Casebook 1899 gives you some degree of agency while solving its cases, but it features quite a bit of built-in buyer’s remorse about the case solutions, purposely making you wonder whether you’ve made the right call even after it’s too late to go back. For narrative reasons, the game purposely keeps you in the dark about what the “right” calls may be, with the widow’s comments to Kreiser at times putting the kibosh on my sense of satisfaction at a job well done. 

Over the course of a case, various evidence is collected and represented on your deduction board that will either exonerate certain suspects or cast further suspicion on others, depending on how you choose to interpret each piece of evidence. A ransacked suitcase, for example, could be an important clue about a murder at the train station, but it’s up to you to decide whether it has any relevance at all or is just an unrelated coincidence.

This, in turn, has a huge bearing on which suspect is eventually accused. Often, making these choices is as much based on your gut feeling as anything, as any option can seem equally plausible but have critical repercussions for those involved. In my playthrough, the widow often expressed doubt about my decisions of whom to arrest, or at least pointed out the possibility of a misinterpretation of the facts. Kreiser, unhelpfully, usually resorted to shrugging off these potential miscarriages of justice with a comment along the lines of, “What’s done is done.”

[slight spoiler warning] It’s important to note that these ambiguities about the veracity of your detective work are fully intended by the developer, as they play into a surprise plot reveal in the game’s fifth and final chapter. However, that doesn’t help matters a whole lot at the time, left potentially second-guessing your decisions with no way of going back, and feeling that the game is keeping you in the dark about each case’s true solution. 

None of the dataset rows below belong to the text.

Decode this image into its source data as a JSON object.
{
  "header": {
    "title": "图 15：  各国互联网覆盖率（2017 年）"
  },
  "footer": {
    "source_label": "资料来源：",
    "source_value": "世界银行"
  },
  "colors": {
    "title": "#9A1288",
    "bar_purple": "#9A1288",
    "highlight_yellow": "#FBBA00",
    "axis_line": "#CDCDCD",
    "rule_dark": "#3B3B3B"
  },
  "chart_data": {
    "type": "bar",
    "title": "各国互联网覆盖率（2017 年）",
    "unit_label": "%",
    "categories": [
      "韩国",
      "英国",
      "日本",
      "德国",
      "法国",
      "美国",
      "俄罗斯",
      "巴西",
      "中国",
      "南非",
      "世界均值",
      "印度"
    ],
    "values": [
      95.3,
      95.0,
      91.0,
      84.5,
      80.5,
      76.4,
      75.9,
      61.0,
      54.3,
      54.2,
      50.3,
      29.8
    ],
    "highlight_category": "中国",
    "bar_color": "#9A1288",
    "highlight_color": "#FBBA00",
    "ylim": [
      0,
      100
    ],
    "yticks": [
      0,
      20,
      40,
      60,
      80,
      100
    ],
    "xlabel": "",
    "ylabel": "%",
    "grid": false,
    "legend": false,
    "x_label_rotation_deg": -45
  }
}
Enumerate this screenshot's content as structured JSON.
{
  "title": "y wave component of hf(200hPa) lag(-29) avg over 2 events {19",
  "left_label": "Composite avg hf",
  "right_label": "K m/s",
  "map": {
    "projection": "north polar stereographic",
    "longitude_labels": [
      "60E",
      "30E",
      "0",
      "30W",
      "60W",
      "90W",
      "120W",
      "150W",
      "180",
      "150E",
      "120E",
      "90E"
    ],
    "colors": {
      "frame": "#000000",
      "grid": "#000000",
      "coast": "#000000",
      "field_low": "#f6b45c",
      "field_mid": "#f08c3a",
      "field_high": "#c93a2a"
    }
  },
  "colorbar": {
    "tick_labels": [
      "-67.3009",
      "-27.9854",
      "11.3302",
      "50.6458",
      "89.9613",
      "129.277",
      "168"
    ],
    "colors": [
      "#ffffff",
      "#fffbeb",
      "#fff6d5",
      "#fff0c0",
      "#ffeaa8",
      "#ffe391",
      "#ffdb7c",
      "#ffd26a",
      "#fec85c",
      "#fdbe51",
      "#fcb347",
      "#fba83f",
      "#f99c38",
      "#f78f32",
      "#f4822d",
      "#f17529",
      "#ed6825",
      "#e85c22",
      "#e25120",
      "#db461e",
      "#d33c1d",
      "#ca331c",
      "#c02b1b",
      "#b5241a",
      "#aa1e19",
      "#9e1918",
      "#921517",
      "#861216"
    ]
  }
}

When the final twist eventually does reveal itself, it comes out of the blue, with nothing about it being previously telegraphed. This made it feel unearned, and instead of bringing the whole business to a satisfying end, it compounds the slightly anxious feeling about sending innocent citizens to the slammer throughout by pulling the rug out from underneath you one final time to boot. Credit to the developers for at least trying something a little novel with the narrative, but I didn’t feel it paid off precisely as intended. [end spoiler]

Final Verdict

For the most part, Casebook 1899 is a by-the-numbers collection of four point-and-click murder mysteries that offers a solid take on what similar titles have provided in the past. From the deduction board to the puzzle solving, it checks every required box in a traditional detective adventure, with some late-game puzzles even amping up the challenge factor. The cases are interesting enough, but I couldn’t help but feel I’d failed in my detective duties on more than one occasion, with my deductions regularly called into question. Worse, considering the fact that I was free to follow my own instincts to solve each case, having a late-game twist recontextualize huge chunks of the story and undermine all that previous agency didn’t sit well with me. Ultimately, though, the game manages to be entertaining enough to make Leipzig, Germany a unique new travel destination for traditional mystery enthusiasts to add to their digital passports.

Hot take

72%

While not flashy or revolutionary, with the occasional questionable narrative choice, Casebook 1899: The Leipzig Murders offers exactly what it says on the tin: a solidly entertaining collection of murder mysteries designed specifically with lovers of good ol’ classic point-and-clicking in mind.

Pros

  • Puzzles are satisfying to solve and largely intuitive
  • Final act ramps up to some challenging head-scratchers
  • Authentic German voice acting
  • Lovely (if not overly expressive) pixel art

Cons

  • Final act maze makes zero sense
  • Questioning of deductions leads to second guessing of culprits
  • Significant late-game narrative twist is unearned
  • Music is a little sparse

Pascal played Casebook 1899: The Leipzig Murders on PC using a review code provided by the game's publisher.